Henri Marcel GOUGEARD (1928 – 1929)
L’enfant d’automne, né dans la lumière fragile d’un double destin
C’est dans la lumière adoucie de l’automne, le jeudi 18 octobre 1928, à 16 heures, que voit le jour Henri Marcel GOUGEARD, au cœur du quartier ouvrier de la rue de la Verrerie, au Havre (Seine-Maritime). Son arrivée n’est pas solitaire : il est le premier né d’une naissance gémellaire, un événement aussi redouté que rare dans les familles populaires du début du XXe siècle.
Ses parents, Gaston Jules GOUGEARD, âgé de 40 ans, contremaître et verrier aguerri, et Germaine Émilienne Delphine FOUCART, journalière et ménagère, âgée de 34 ans, vivent au rythme de la vie laborieuse du Havre industriel. La verrerie où travaille Gaston rythme leurs journées, dans une France qui tente de panser les plaies de la Grande Guerre et de faire face à la précarité croissante des années 1920.
Henri Marcel naît dans un foyer déjà riche de plusieurs enfants.
Ce petit garçon, tout juste arrivé, est donc entouré de quatre grandes sœurs et d’un jumeau, Pierre Edmond GOUGEARD, qui partage avec lui ce lien unique et mystérieux de la gémellité.
Mais dès leur venue au monde, l’équilibre est menacé. Les médecins préviennent les parents : Pierre Edmond, le second jumeau, semble trop faible, sa survie paraît compromise. Pourtant, le destin, dans sa cruauté souvent imprévisible, décide autrement : c’est Henri Marcel, l’enfant jugé plus robuste, qui s’éteint prématurément, à l’âge de 9 mois, le vendredi 9 août 1929, au 42, rue Alphonse Toures, au Havre.
Son décès est déclaré par son père, Gaston Jules GOUGEARD, seul témoin de cette perte intime. Aucune cérémonie, aucun journal ne relate cet événement ; mais l’écho silencieux de cette disparition traverse les années.
Henri naît dans une France marquée par l’entre-deux-guerres, dans un monde incertain où la médecine infantile peine encore à sauver les plus fragiles. Les conditions de vie des quartiers ouvriers — promiscuité, hygiène difficile, épidémies — condamnent de nombreux enfants avant même leur premier anniversaire.
Sa courte vie, bien que discrète, prend place dans un pays en mutation, où les classes populaires luttent pour offrir un avenir meilleur à leurs enfants, dans les ateliers, les verreries, ou les rues encombrées de charbon et d’espoirs.
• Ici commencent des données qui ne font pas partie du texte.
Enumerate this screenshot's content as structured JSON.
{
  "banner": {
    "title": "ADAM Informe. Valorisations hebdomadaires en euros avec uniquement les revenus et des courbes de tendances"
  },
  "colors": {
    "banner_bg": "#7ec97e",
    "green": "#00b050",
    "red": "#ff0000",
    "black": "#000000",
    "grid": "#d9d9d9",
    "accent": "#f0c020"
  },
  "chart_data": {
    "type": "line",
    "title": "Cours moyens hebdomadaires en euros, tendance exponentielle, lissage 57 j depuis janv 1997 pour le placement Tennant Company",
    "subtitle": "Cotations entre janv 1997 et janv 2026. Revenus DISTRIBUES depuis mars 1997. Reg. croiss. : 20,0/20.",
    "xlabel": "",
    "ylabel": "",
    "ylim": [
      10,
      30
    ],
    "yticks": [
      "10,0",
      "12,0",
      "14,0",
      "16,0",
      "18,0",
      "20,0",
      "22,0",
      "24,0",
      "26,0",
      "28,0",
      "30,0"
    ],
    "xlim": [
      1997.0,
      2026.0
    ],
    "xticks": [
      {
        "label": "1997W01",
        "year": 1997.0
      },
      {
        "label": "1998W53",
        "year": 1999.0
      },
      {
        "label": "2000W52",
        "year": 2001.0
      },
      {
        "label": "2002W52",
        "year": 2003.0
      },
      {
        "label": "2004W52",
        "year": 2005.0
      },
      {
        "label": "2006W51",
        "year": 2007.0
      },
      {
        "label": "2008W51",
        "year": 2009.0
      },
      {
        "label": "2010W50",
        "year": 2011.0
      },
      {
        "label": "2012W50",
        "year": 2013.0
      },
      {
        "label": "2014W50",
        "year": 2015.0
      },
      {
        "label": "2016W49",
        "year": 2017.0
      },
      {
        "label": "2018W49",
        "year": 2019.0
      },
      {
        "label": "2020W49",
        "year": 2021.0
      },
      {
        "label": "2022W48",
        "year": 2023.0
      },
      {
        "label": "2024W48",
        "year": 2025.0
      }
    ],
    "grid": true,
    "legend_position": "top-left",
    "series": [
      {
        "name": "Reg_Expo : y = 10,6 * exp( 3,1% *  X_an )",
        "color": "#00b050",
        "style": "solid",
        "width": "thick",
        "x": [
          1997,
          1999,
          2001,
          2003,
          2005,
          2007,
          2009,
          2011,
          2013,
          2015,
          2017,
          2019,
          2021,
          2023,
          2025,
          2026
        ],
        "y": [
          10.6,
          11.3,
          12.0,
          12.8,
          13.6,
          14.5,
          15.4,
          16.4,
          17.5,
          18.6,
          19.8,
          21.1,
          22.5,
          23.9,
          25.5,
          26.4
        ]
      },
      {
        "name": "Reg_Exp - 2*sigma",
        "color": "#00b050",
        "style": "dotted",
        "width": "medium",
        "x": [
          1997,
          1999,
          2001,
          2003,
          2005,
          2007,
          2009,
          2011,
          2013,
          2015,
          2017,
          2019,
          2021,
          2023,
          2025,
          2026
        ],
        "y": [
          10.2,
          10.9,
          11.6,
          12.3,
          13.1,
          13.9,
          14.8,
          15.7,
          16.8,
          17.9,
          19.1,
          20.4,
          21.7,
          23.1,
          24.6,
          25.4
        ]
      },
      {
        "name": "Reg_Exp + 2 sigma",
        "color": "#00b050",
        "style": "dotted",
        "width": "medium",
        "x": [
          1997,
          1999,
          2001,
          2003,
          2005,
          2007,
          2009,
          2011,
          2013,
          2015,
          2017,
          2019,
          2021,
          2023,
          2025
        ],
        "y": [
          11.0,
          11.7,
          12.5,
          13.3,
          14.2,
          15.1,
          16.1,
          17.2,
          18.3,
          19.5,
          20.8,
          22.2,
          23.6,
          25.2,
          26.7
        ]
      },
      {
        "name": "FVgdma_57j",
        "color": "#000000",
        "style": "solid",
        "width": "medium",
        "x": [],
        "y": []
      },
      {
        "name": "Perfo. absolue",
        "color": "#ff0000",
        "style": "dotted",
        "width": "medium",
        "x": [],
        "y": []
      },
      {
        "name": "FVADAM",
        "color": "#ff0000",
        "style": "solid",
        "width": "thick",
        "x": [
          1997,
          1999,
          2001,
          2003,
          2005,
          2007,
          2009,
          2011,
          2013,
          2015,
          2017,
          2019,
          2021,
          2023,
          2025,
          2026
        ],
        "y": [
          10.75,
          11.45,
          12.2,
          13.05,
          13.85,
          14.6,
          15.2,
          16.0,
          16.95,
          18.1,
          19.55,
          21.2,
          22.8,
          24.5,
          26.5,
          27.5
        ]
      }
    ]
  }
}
Par un paradoxe bouleversant, c’est Pierre Edmond, le jumeau qu’on disait condamné, qui grandira, porteur de cette mémoire silencieuse. On imagine la place invisible mais persistante qu’aura occupée Henri Marcel dans le cœur familial, et dans l’âme de son frère, qui a survécu à ce lien brisé avant d’avoir été pleinement vécu.